Among Catholics in the US, the three-purple-and-one-pink candle tradition runs deep. When I was doing hispanic ministry, though, I learned that several members of our parish thought that the pink candle was to be lighted last, for some of the reasons that you suggest. At the fourth week, the season is at its end. The light is coming.
Other Christians here commonly keep a 5th candle in the middle, a white one, the Christ candle, lighted on Christmas Day.
Pope Francis’s wreath has four red candles.
All this shows a flexible tradition.
Beneath your comments is an important observation that applies to both Advent and Lent. The days set aside for rose vesture in the past did indeed link to the entrance antiphon and signaled a halfway point of a season of penance and anticipation. The entrance antiphons are still in the Missal. The post-Vatican II Lent lectionary completely reconceived Sundays 3, 4 and 5, so the rose vesture makes less sense if takes one’s cues on Lent from the readings.
Even though few people experience the actual entrance antiphon for the Third Sunday of Advent, the collect for that Mass was completely replaced in the post-Vatican II missal. Now it bears a strong theme of rejoicing. This particular prayer comes from the 6th-century Rotulus of Ravenna, which had been lost and rediscovered only in the 19th century. The collect we hear on the Third Sunday of Advent now is the oldest Advent prayer we know of.
How wonderful that it has been given a place where it can enliven the prayer of the community with full voice. (I talk about this in my forthcoming book Ars Celebrandi from Liturgical Press.)
In Year C, the second reading for the Third Sunday of Advent is the entire passage from which the traditional entrance antiphon comes. So once every three years, people hear the full message of rejoicing on week three.
The rose vestments are optional. Some like the tradition. Others don’t.

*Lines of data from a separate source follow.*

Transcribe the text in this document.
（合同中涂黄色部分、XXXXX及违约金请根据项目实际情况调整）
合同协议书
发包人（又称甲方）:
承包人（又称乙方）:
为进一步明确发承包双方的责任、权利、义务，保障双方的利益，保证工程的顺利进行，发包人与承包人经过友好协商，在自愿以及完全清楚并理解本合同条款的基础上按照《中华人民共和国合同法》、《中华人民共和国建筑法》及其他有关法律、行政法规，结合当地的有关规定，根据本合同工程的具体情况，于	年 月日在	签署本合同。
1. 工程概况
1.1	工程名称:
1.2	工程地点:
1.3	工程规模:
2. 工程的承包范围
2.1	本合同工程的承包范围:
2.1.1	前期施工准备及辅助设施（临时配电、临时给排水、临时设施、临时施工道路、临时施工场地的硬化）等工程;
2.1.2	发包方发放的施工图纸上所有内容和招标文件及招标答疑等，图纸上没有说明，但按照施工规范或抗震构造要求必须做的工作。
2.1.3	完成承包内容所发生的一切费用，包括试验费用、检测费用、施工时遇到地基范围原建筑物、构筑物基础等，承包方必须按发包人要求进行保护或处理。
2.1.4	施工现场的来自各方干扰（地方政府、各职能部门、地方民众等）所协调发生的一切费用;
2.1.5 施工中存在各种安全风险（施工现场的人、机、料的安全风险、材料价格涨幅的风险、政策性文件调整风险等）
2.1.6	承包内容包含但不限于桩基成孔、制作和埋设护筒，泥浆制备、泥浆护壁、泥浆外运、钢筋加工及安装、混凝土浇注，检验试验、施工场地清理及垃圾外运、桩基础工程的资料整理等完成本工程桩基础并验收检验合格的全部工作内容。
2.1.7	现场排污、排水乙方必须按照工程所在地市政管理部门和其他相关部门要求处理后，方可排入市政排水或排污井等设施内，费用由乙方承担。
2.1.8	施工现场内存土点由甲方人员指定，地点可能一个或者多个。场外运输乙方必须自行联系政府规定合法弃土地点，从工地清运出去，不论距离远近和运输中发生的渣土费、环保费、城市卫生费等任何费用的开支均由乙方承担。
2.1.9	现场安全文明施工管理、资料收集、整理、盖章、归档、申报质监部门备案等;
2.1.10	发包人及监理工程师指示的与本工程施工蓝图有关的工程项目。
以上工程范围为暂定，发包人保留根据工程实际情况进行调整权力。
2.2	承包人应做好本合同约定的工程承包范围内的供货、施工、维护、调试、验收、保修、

Your point about the 4th Sunday’s prayers and readings is on target. They prepare us to hear the Christmas story. It comes, as you well know, during the week in the northern hemisphere when nature starts to reward us with an increase of light from the sun every day. Your post proves that even when the days start to grow shorter Down Under, the Australian church continues to shine with bright insight.